I always found men's work really helpful. I've done a lot of self-development work and really found that the men's work was that landing in my masculinity, landing with other men [makes hand gestures indicating he means his sex organs], feeling  comfortable in myself around other men healing those wounds then really allowed me to meet women [dramatic big hand gestures suggesting that he was embracing the women he met big time] from a much more grounded place and I found my relationships with women improving with the amount of men's work that I had been doing and so I wanted to start leading men's work and bring that kind of work to other men [and thereby get more pussy] and then my background as a journalist because I have always been interested in following the media and then I saw the same dynamics playing out in the political sphere. The Trump/Hillary election was just so clearly from my perspective that we're so clearly desperate for genuine masculine values and so missing them that somehow some strange caricature and facsimile of genuine masculine values people are voting for and suddenly this guy who's a boy pretending to be a man is the most powerful man in the world so these dynamics are playing out in all of our lives and then on the wider scale. It's quite astonishing to see that.

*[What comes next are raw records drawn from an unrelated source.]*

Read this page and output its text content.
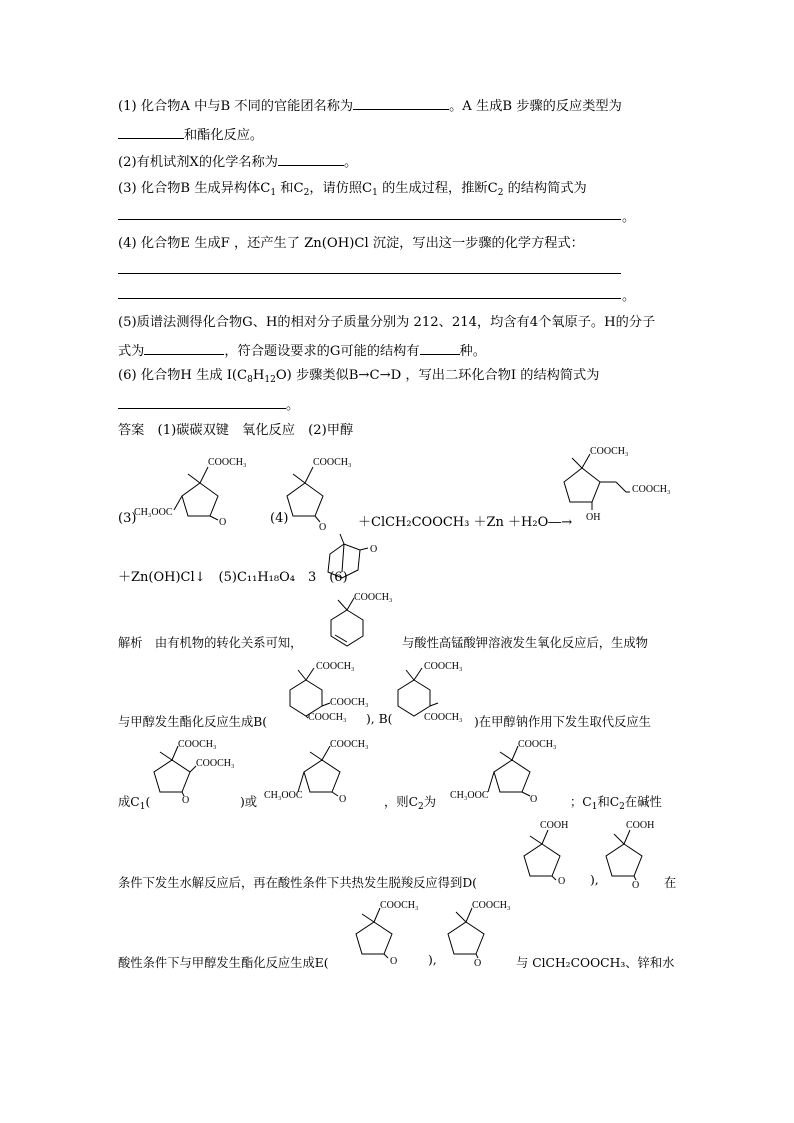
(1) 化合物A 中与B 不同的官能团名称为	。A 生成B 步骤的反应类型为
和酯化反应。
(2)有机试剂X的化学名称为	。
(3) 化合物B 生成异构体$C_1$ 和$C_2$，请仿照$C_1$ 的生成过程，推断$C_2$ 的结构简式为
。
(4) 化合物E 生成F ，还产生了 Zn(OH)Cl 沉淀，写出这一步骤的化学方程式：
。
(5)质谱法测得化合物G、H的相对分子质量分别为 212、214，均含有4个氧原子。H的分子
式为	，符合题设要求的G可能的结构有	种。
(6) 化合物H 生成 $I(C_8H_{12}O)$ 步骤类似B→C→D ，写出二环化合物I 的结构简式为
。
答案　(1)碳碳双键　氧化反应　(2)甲醇
(3)
COOCH₃
O
CH₃OOC	(4)
COOCH₃
O ＋ClCH₂COOCH₃ ＋Zn ＋H₂O―→
COOCH₃
COOCH₃
OH
＋Zn(OH)Cl↓　(5)C₁₁H₁₈O₄　3　(6)
O
解析　由有机物的转化关系可知，
COOCH₃
与酸性高锰酸钾溶液发生氧化反应后，生成物
与甲醇发生酯化反应生成B(
COOCH₃
COOCH₃
COOCH₃ ), B(
COOCH₃
COOCH₃ )在甲醇钠作用下发生取代反应生
成$C_1$(
COOCH₃
COOCH₃
O	)或
COOCH₃
O
CH₃OOC	，则$C_2$为
COOCH₃
O
CH₃OOC	；$C_1$和$C_2$在碱性
条件下发生水解反应后，再在酸性条件下共热发生脱羧反应得到D(
COOH
O ),
COOH
O 在
酸性条件下与甲醇发生酯化反应生成E(
COOCH₃
O	),
COOCH₃
O	与 ClCH₂COOCH₃、锌和水
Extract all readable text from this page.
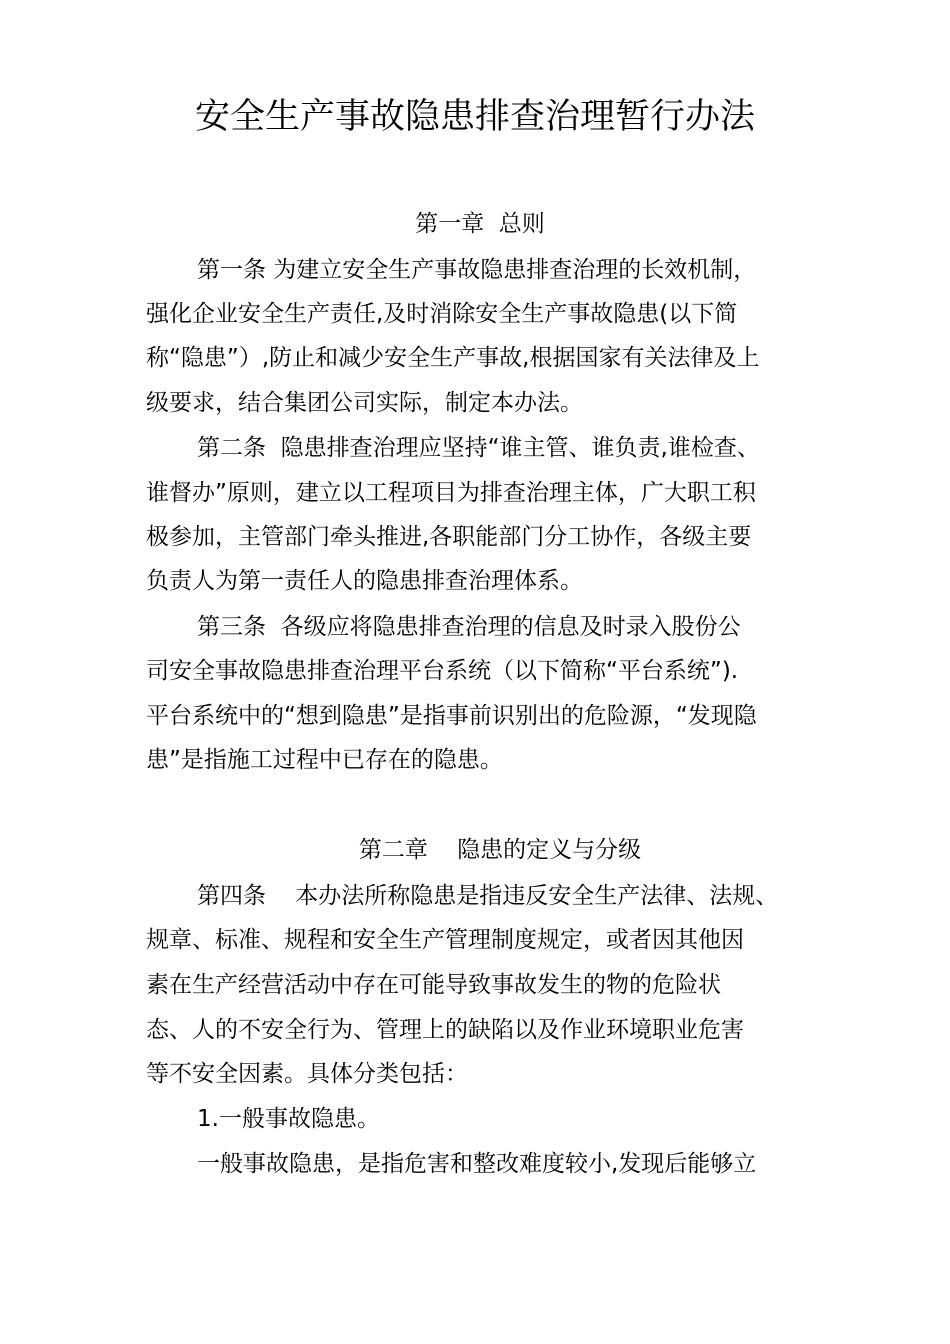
安全生产事故隐患排查治理暂行办法
第一章  总则
第一条 为建立安全生产事故隐患排查治理的长效机制，
强化企业安全生产责任,及时消除安全生产事故隐患(以下简
称“隐患”）,防止和减少安全生产事故,根据国家有关法律及上
级要求，结合集团公司实际，制定本办法。
第二条  隐患排查治理应坚持“谁主管、谁负责,谁检查、
谁督办”原则，建立以工程项目为排查治理主体，广大职工积
极参加，主管部门牵头推进,各职能部门分工协作，各级主要
负责人为第一责任人的隐患排查治理体系。
第三条  各级应将隐患排查治理的信息及时录入股份公
司安全事故隐患排查治理平台系统（以下简称“平台系统”).
平台系统中的“想到隐患”是指事前识别出的危险源，“发现隐
患”是指施工过程中已存在的隐患。
第二章    隐患的定义与分级
第四条    本办法所称隐患是指违反安全生产法律、法规、
规章、标准、规程和安全生产管理制度规定，或者因其他因
素在生产经营活动中存在可能导致事故发生的物的危险状
态、人的不安全行为、管理上的缺陷以及作业环境职业危害
等不安全因素。具体分类包括：
1.一般事故隐患。
一般事故隐患，是指危害和整改难度较小,发现后能够立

[As you can see, David Fuller is not a Trump supporter.]

FCFW:

I think that was perfectly highlighting the sickness of Postmodernism [the Disease of the Mind that is Feminism?].  We needed to smash the values so Postmodernism is a good thing, but we cannot stay there. We've smashed the values. No one knows what it is to be a man and no one knows what it is to be a woman.  And we see these caricatures. We seem someone stepping up and doing something and "Oh let's go that way" because we have lost ground. Men have lost ground, women have lost ground. We're calling for a more empowered feminine that's all in the world and old patriarchy, now we need to call in the deep feminine, but what about the masculine? We seen an absolute caricature of a man being so powerful in the world because it's exactly where we are. If we don't change, this is what we get so it's a very very healthy lesson for the world to see if we don't start changing this is our future, we've arrived to our future. What are we going to do about that? [The more feminazi the feminazis get, the Trumpier Trump and his supporters will become.]

DF:

And also I think it is important to say that what I'm talking about and tell me if you think this is what you're talking about as well about going back to the old masculine feminine dynamics. It's not saying men have to be stereotypically masculine, women have to be stereotypically feminine. It's going through this kind of gender neutral space and re-embracing the sort of our masculine and feminine essence and playing those roles out more consciously. For me, it's like an evolutionary step.

FCFW:

I absolutely agree. We need to go through this, we need to pull everything apart, but we need to put it together again and say we never have the truth. Where is the truth? The truth is always changing. We are in a stream of evolution. We never arrive at that place, but we need to keep questioning and we need to put together those pieces that create solid ground for us that creates these [making snakelike movements] maps, so that we know where to go, so we have role models, we have people, we have values that we resonate with so we are not just lost, and we see that - I'm from Scandinavia. Scandinavia is one of the places in the world where we have the highest amount of gender equality, but what also happens is that we see a somehow gender neutral space where men and women are the same and it's so important to move through that, but especially ...

DF:

[interjecting inexplicably] Great friends and bad sex!

FCFW:

[equally inexplicably] Yes, exactly! Men are completely losing their identity and losing their power and losing the essence of their masculinity and women are somehow taking that over and getting bitter and resentful about it, so at the surface it looks like a really equal society but in terms of relationships [makes shimmying motions with her shoulders] and in terms of polarity, it's not working very well.